2. Create one room in your house that is devoted to being allergy-free. Doing this will give you an area of escape from any type of allergic-causing substances. You will have a place to go to where you can breathe freely and that is absent of cats, excessive dust, or anything else that may cause your allergies to kick in. The best place for this is your bedroom. This means that your beloved pets cannot enter.

You may also want to remove any material that naturally attracts dust. Carpets, rugs, stuffed animals, etc. are all items that will attract dust and cat hair, which in turn may cause an allergic reaction. Remove feather pillows and large down comforters as well. By keeping these materials out, as well as your cats, you will have created your private sanctuary where breathing problems are minimized.
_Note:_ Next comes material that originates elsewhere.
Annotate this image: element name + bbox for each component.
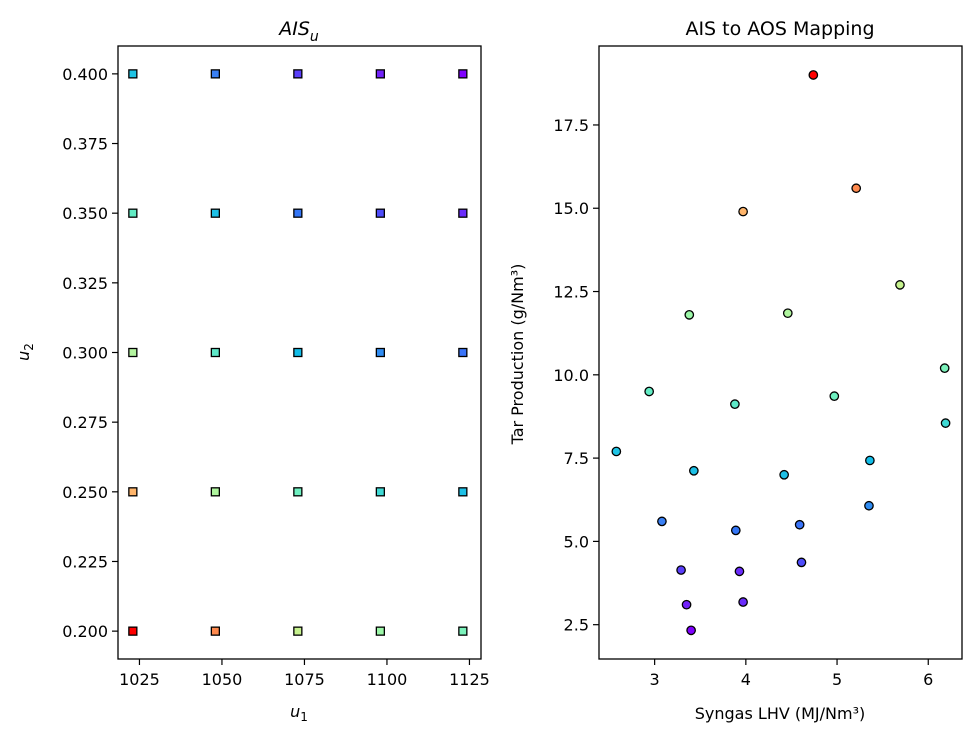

3. Last but not least, do your best to keep your cats and any other pets that you may have very clean and well-groomed at all times. This is just common sense, but many people who have allergies forget that the cleanliness of their animals can greatly reduce the negative affects that they have on their breathing. These people also do not like to get so close to all of the hair that can fall off of a cat when bathing them, so the best possible scenario is to have a friend or family member who does not have allergies bathe your cats for you.

Your cat should be bathed weekly in clear water. This will keep the dander levels down. Soap is not necessary, unless your cat is really dirty, and may also contribute to allergies. Clear running water is all you need to remove unwanted loose fur which will keep your allergic reactions minimal.